Hier etwas zum Nachdenken, um die wesentliche Unterscheidung zwischen Daten und Information zu lernen!  Ein Beitrag für alle, die entweder von zu vielen Informationen erschlagen werden, zu wenig Informationen bekommen, die gerne alle Daten erfassen möchten oder glauben, eine Organisation wird klüger und handlungsfähiger, wenn alle alle Daten bekommen. Leider ist genau das Gegenteil der Fall. Die Organisation verblödet. Und wer nun glaubt, dass man dann lieber doch kein Wissen teilen und den Transparenz-Trend wieder einstellen sollte, der hat gar nichts verstanden.
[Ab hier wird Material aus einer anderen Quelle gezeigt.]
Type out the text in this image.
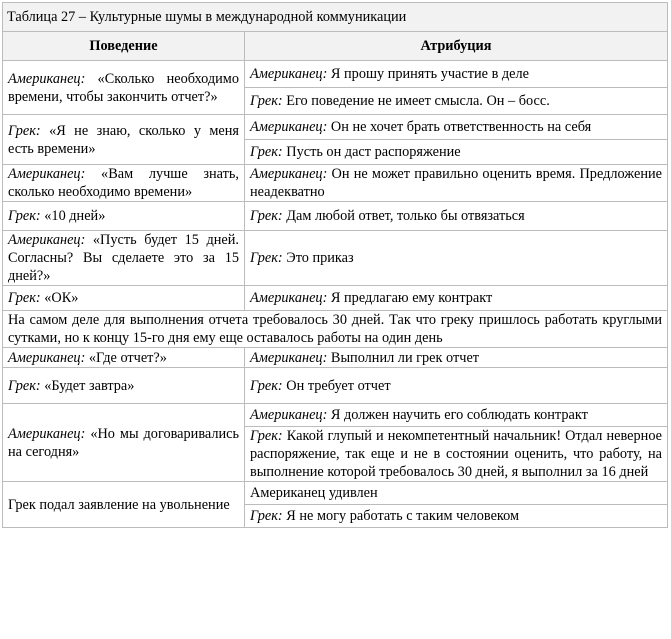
Таблица 27 – Культурные шумы в международной коммуникации	
Поведение	Атрибуция
Американец: «Сколько необходимо времени, чтобы закончить отчет?»	Американец: Я прошу принять участие в деле
	Грек: Его поведение не имеет смысла. Он – босс.
Грек: «Я не знаю, сколько у меня есть времени»	Американец: Он не хочет брать ответственность на себя
	Грек: Пусть он даст распоряжение
Американец: «Вам лучше знать, сколько необходимо времени»	Американец: Он не может правильно оценить время. Предложение неадекватно
Грек: «10 дней»	Грек: Дам любой ответ, только бы отвязаться
Американец: «Пусть будет 15 дней. Согласны? Вы сделаете это за 15 дней?»	Грек: Это приказ
Грек: «ОК»	Американец: Я предлагаю ему контракт
На самом деле для выполнения отчета требовалось 30 дней. Так что греку пришлось работать круглыми сутками, но к концу 15-го дня ему еще оставалось работы на один день	
Американец: «Где отчет?»	Американец: Выполнил ли грек отчет
Грек: «Будет завтра»	Грек: Он требует отчет
Американец: «Но мы договаривались на сегодня»	Американец: Я должен научить его соблюдать контракт
	Грек: Какой глупый и некомпетентный начальник! Отдал неверное распоряжение, так еще и не в состоянии оценить, что работу, на выполнение которой требовалось 30 дней, я выполнил за 16 дней
Грек подал заявление на увольнение	Американец удивлен
	Грек: Я не могу работать с таким человеком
Über die kaum noch wahrgenommene ständige Verwechslung von Information und Daten und etwas, das man sich auf der Zunge zergehen lassen muss: Zu viele Daten sind weniger Information. Es gibt keine Informations-Flut, sondern nur eine Daten-Flut. Daten können Information töten.

  • Daten sind formale Strukturen. Nur sie können gespeichert, transportiert und von Computern verarbeitet werden. Information dagegen ist ein Ereignis im Inneren eines Bewusstseinssystems. Sie kann weder transportiert noch gespeichert werden. Außerhalb des Systems findet keine Information statt. Die Welt ist wie sie ist, sie enthält keine Information.
  • Nur verstandene Daten können Information auslösen. Zu viele Daten sind weniger Information. Es gibt keine Informations-, sondern nur eine Daten-Flut. Daten können Information töten. Unternehmen, deren Mitarbeiter:innen über Informationsmangel klagen, können ohne diese Unterscheidung ihr Problem nicht lösen, ja nicht einmal darüber nachdenken.
  • Das Versenden einer Mail ist weder Kommunikation noch Information, sondern nur eine Mitteilung aus Anlass einer Information. Erst wenn eine Mail als Mitteilung verstanden ist, hat Kommunikation stattgefunden. Und erst wenn der/die Adressat:in aus der Mitteilung Information erzeugen kann, kann weitere Kommunikation stattfinden. Dabei heißt verstehen, eine Handlung als Mitteilung auffassen. In diesem Sinne ist ein Missverständnis auch Verstehen. Das kommt sehr häufig vor. Und dann werden oftmals Schuldige gesucht, dabei liegt es am Vorgang selbst.
  • Integrierte EDV-Systeme erzeugen ihre einheitliche Datenbasis aus vielen Quellen. Dies vernichtet Informationsmöglichkeiten über die Herkunft und Entstehung der Daten. Bei hoher Dynamik benötigen alle Daten einen Eigner / eine Eignerin. Nur dann kann die notwendige Qualität der Daten ausgehandelt und eingeklagt werden. Nur dann kann Vertrauen entstehen. Wird auf Basis von anonymen Daten gehandelt, so ist auch die Verantwortung für die Konsequenzen anonym. Moderne EDV-Systeme müssen auch die Genialität der Bedienenden vertragen, nicht nur deren Dummheit.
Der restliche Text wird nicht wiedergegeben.